Urban League gives New Orleans youth a ‘Head Start’
6th August 2012 · 0 Comments
By Mason Harrison
Local officials, business leaders and community activists turned out in large numbers July 28 to cut the ribbon on a new multi-million dollar Head Start center in the city’s now-redeveloping Desire neighborhood. The 11,000-square-foot facility will serve more than 60 children and is the brainchild of area Urban League activists who made construction of what will be New Orleans’ latest early childhood education center a reality by garnering strong support from local government agencies and corporate sponsors.
The unveiling of the Clarence L. Barney center drew dozens of Ninth Ward, and nearby, families who received preparedness and wellness kits assembled by an army of Urban League volunteers as part of the organization’s various community service and outreach efforts that were held in conjunction with its national conference in New Orleans last week.

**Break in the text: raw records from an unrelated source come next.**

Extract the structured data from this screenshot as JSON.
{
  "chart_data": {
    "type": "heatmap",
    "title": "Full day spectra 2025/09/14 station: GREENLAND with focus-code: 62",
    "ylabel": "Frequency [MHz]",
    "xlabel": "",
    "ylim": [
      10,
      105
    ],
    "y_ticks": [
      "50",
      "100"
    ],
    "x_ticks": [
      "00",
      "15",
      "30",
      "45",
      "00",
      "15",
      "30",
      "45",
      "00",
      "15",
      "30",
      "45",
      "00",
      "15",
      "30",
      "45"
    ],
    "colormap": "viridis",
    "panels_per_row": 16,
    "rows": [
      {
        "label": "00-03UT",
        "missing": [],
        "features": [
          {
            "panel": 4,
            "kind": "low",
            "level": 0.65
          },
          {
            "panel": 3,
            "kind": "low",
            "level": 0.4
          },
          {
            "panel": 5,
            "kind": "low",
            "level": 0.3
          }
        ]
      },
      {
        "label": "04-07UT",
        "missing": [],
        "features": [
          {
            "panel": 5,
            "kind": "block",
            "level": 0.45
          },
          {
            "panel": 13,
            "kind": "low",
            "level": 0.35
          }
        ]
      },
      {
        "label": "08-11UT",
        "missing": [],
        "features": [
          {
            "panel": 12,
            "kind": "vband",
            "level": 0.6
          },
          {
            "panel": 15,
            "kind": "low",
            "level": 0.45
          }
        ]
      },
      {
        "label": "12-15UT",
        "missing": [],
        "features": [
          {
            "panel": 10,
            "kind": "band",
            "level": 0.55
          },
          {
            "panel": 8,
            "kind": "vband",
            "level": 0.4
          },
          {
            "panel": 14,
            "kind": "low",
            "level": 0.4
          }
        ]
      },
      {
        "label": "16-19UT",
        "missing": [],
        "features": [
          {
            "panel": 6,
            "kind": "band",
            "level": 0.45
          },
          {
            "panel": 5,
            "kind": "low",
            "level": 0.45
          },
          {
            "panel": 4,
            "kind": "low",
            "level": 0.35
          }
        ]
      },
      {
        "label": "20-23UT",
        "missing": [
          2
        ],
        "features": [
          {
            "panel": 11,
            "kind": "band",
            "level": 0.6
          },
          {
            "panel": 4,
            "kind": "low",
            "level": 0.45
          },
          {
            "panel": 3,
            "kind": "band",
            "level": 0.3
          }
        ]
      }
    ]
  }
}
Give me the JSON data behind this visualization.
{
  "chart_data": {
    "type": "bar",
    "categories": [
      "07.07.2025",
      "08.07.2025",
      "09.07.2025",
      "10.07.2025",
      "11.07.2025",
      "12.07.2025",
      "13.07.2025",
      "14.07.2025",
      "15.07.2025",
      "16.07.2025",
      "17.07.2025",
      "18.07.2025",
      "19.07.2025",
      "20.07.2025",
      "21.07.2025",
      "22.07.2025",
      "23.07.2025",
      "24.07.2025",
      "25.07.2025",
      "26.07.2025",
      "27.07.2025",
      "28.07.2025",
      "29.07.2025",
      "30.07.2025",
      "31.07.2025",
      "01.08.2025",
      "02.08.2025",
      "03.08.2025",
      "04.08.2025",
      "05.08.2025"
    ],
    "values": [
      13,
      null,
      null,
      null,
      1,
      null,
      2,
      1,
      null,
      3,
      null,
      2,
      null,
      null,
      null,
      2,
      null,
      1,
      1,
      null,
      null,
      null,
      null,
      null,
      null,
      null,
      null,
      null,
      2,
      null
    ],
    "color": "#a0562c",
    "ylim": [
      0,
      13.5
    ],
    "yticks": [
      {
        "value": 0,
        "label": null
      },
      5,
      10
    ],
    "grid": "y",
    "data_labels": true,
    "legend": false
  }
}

“This neighborhood, as it is being built, is being saved at the same time,” said Nolan Rollins, head of the local Urban League. “This is a new act and a transformation. It will produce a transition for the lives of children and families. Now we have abundance where we once had desire.”
National Urban League president, Marc Morial, who attended the ribbon-cutting ceremony while in New Orleans for the group’s conference, prefaced his remarks by saying, “It’s good to be in Desire,” adding, “We all remember the Desire that was once here,” making a reference to the once crime-laden housing development in the neighborhood’s midst.
Morial had special words for the children who will soon occupy the building, named for a New Orleans civil rights activist and former local Urban League president for three decades. “This is your facility; keep it nice; love it; treasure it; honor and respect it. It does not belong to somebody else; it belongs to the people of this neighborhood. It belongs to you.”
Several corporations helped to finance the building’s construction and their executives were on hand for its grand opening.
Machelle Williams, who spearheads diversity programming for the German automaker Volkswagen, said her firm has a “vision to be a well-known company that has a commitment to service.” She described community outreach as an opportunity that “allows us to stretch our arms wider,” adding, that while recipients of the company’s largess often thank Volkswagen for its charitable contributions “it is I who want to say thank you.”
John Gremer, director of community affairs for the Walgreens pharmacy chain, told those assembled that while he is a Chicago native he feels “at home” in New Orleans and is proud that the new Head Start building is a part of Walgreens’ overall $100 million commitment to community development.
Other support organizations include New Orleans-based Liberty Bank, the nonprofit group Total Community Action, and Mayor Mitch Landrieu’s coastal and environmental affairs unit.
Head Start, one of the largest anti-poverty programs in America, began in the mid-1960s as a summer enrichment program for low-income children, but has expanded to include parental involvement, nutrition and healthcare services.
The New Orleans area is home to more than three dozen Head Start locations.